C’est bien parce que cette petite fille très intelligente sent qu’on la met à une place impossible, qu’on lui fait jouer le rôle d’un autre, qu’elle envoie un message pour faire entendre que cette position ne lui convient pas. Un message par le pipi au lit, parce qu’elle ne sait pas encore le formuler autrement. Là, peut-être, commence la maltraitance, qui, légère, certes, et en l’occurrence psychologique, passe souvent inaperçue: elle consiste en un manque de respect de l’enfant, voire de l’enfance. Jamais un petit ne peut compenser la place laissée par un absent. Jamais, non plus, il ne peut remplacer un enfant mort. Jamais il ne doit être négocié entre deux parents.

C’est aussi le drame de l’écrivain japonais Mishima, qui a véritablement fait l’objet d’un rapt par sa grand-mère paternelle, qui méprisait son mari et son fils et avait tant de projets pour son petit-fils qu’elle l’a enlevé à ses parents et mis dans sa chambre, d’où elle avait refoulé son mari. Le petit Mishima n’a rencontré, pour la première fois, d’autres enfants qu’à l’âge de 6 ans. La psychanalyste Alice Miller, dans son récent livre Notre corps ne ment jamais (Flammarion), avance que le suicide du plus grand écrivain japonais de son temps exprimait sa rage impuissante contre cette grand-mère abusive qui l’exploitait « pour la satisfaction de ses besoins » et voulait le façonner selon ses propres idéaux, en l’assignant à résidence. Lorsqu’un enfant ne parvient pas à adhérer aux souhaits qu’on projette trop fortement sur lui, il lui arrive de se jeter dans la maladie, voire le suicide, comme s’il s’agissait d’une sortie de secours. Le corps ne ment jamais. Il faudrait pouvoir l’entendre. Il faut savoir l’écouter.

T.R., Le nouvel Observateur – 18 novembre 2004

La réflexion d’Alice Miller, thérapeute de 81 ans en rupture de ban avec la psychanalyse traditionnelle, part d’un constat simple : la maltraitance infantile est la principale source des maladies mentales de l’adulte. Loin d’être toujours pris en compte, cette réalité est souvent occultée par des praticiens prisonniers de l’idée que l’enfant devrait toujours respect et obéissance à ses parents. Dénonçant cette « pédagogie noire », Alice Miller entend restaurer, contre l’emprise de la morale, les droits du corps, siège des sentiments et de l’histoire personnelle.

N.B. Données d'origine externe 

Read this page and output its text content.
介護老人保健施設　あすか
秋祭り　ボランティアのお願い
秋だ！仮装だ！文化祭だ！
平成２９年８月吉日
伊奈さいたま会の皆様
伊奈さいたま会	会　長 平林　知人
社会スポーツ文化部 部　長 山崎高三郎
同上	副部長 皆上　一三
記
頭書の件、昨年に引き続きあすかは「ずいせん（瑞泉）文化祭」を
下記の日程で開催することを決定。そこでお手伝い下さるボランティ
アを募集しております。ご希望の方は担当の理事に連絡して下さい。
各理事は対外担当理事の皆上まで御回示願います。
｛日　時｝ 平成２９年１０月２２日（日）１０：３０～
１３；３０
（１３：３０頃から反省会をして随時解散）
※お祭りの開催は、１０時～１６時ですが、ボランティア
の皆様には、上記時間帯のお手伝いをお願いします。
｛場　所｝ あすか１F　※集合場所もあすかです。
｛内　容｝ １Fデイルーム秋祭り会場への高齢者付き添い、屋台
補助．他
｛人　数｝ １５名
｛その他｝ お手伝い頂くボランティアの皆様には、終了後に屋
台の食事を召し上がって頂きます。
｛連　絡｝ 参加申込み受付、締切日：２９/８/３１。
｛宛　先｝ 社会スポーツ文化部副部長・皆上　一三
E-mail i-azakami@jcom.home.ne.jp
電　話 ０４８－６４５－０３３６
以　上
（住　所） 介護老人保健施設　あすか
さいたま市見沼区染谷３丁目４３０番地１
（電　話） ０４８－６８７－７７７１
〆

Daniel Morvan, Ouest France – 31 octobre 2004

Alice Miller a abandonné la psychanalyse, qu’elle a exercée pendant 20 ans à Zurich, pour se consacrer à l’enfance maltraitée. Dans son enfance, elle dut elle-même apprendre à réprimer ses émotions face aux coups, afin d’éviter une nouvelle punition. Elle fut fière de cette maîtrise de soi qui la conduisait, en réalité, à craindre ses propres sentiments. Sa distance avec Freud tient à ce que la psychanalyse tienne trop souvent la maltraitance pour un fantasme. Avec une clarté remarquable, Alice Miller démonte les processus mortifères de ce qu’elle nomme la « pédagogie noire », et comment les peurs refoulées de l’enfance pèsent sur la vie de l’adulte. Quand l’enfant n’a pas admis que le mal pouvait venir de ses parents, c’est son corps que se révolte seul contre cette « nourriture inappropriée ». Il grandira avec cet amour imposé, dans un corps souffrant qu’Alice Miller invite à écouter, à libérer.